问题复现
在使用celery + rabbitmq作为broker时,启动一定时间后 会 由于celery和rabbitmq的心跳检测机制 认为连接有问题,先报 如下错误
Too many heartbeats missed
再过一段时间,由于认为心跳有问题,会断开tcp连接,就会报 如下错误:
ConnectionResetError: [Errno 104] Connection reset by peer
project_name | [2021-10-27 12:19:00,125: WARNING/MainProcess] Traceback (most recent call last):
project_name | [2021-10-27 12:19:00,125: WARNING/MainProcess] File "src/gevent/greenlet.py", line 766, in gevent._greenlet.Greenlet.run
project_name | [2021-10-27 12:19:00,125: WARNING/MainProcess] File "/usr/local/lib/python3.6/site-packages/kombu/asynchronous/timer.py", line 68, in __call__
project_name | return self.fun(*self.args, **self.kwargs)
project_name | [2021-10-27 12:19:00,125: WARNING/MainProcess] File "/usr/local/lib/python3.6/site-packages/kombu/asynchronous/timer.py", line 130, in _reschedules
project_name | return fun(*args, **kwargs)

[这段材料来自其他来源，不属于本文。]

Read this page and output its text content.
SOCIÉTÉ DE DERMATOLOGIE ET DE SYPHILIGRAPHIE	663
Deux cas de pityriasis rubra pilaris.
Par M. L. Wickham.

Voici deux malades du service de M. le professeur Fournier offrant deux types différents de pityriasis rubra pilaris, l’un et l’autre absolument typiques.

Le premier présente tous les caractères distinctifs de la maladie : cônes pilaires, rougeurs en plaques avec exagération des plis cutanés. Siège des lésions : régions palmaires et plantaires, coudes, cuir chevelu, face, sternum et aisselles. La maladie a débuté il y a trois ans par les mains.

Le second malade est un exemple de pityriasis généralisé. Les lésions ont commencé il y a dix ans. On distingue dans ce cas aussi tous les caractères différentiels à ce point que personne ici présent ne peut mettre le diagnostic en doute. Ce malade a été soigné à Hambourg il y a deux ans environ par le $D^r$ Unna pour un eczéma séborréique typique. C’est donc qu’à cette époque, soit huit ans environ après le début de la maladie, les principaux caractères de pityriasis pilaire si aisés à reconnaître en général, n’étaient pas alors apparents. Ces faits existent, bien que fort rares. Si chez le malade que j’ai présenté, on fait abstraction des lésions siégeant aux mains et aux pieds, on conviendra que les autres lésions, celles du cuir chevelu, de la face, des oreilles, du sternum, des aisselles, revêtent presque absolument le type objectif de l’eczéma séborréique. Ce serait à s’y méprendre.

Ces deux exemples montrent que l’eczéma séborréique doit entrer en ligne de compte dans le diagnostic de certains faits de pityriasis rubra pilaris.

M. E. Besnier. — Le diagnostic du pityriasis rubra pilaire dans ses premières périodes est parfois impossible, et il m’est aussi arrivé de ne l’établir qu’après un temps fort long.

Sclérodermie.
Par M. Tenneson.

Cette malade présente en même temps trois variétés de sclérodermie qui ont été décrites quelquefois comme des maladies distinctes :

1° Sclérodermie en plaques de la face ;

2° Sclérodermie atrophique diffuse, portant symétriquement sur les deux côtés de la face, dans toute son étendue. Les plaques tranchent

project_name | [2021-10-27 12:19:00,125: WARNING/MainProcess] File "/usr/local/lib/python3.6/site-packages/kombu/connection.py", line 313, in heartbeat_check
project_name | return self.transport.heartbeat_check(self.connection, rate=rate)
project_name | [2021-10-27 12:19:00,125: WARNING/MainProcess] File "/usr/local/lib/python3.6/site-packages/kombu/transport/pyamqp.py", line 149, in heartbeat_check
project_name | return connection.heartbeat_tick(rate=rate)
project_name | [2021-10-27 12:19:00,125: WARNING/MainProcess] File "/usr/local/lib/python3.6/site-packages/amqp/connection.py", line 744, in heartbeat_tick
project_name | self.send_heartbeat()
project_name | [2021-10-27 12:19:00,125: WARNING/MainProcess] File "/usr/local/lib/python3.6/site-packages/amqp/connection.py", line 695, in send_heartbeat
project_name | self.frame_writer(8, 0, None, None, None)
project_name | [2021-10-27 12:19:00,125: WARNING/MainProcess] File "/usr/local/lib/python3.6/site-packages/amqp/method_framing.py", line 189, in write_frame
project_name | write(view[:offset])
project_name | [2021-10-27 12:19:00,125: WARNING/MainProcess] File "/usr/local/lib/python3.6/site-packages/amqp/transport.py", line 305, in write
project_name | self._write(s)
project_name | [2021-10-27 12:19:00,126: WARNING/MainProcess] File "/usr/local/lib/python3.6/site-packages/gevent/_socket3.py", line 458, in sendall
project_name | return _socketcommon._sendall(self, data_memory, flags)
project_name | [2021-10-27 12:19:00,126: WARNING/MainProcess] File "/usr/local/lib/python3.6/site-packages/gevent/_socketcommon.py", line 374, in _sendall
project_name | timeleft = __send_chunk(socket, chunk, flags, timeleft, end)
project_name | [2021-10-27 12:19:00,126: WARNING/MainProcess] File "/usr/local/lib/python3.6/site-packages/gevent/_socketcommon.py", line 314, in __send_chunk
project_name | data_sent += socket.send(chunk, flags, timeout=timeleft)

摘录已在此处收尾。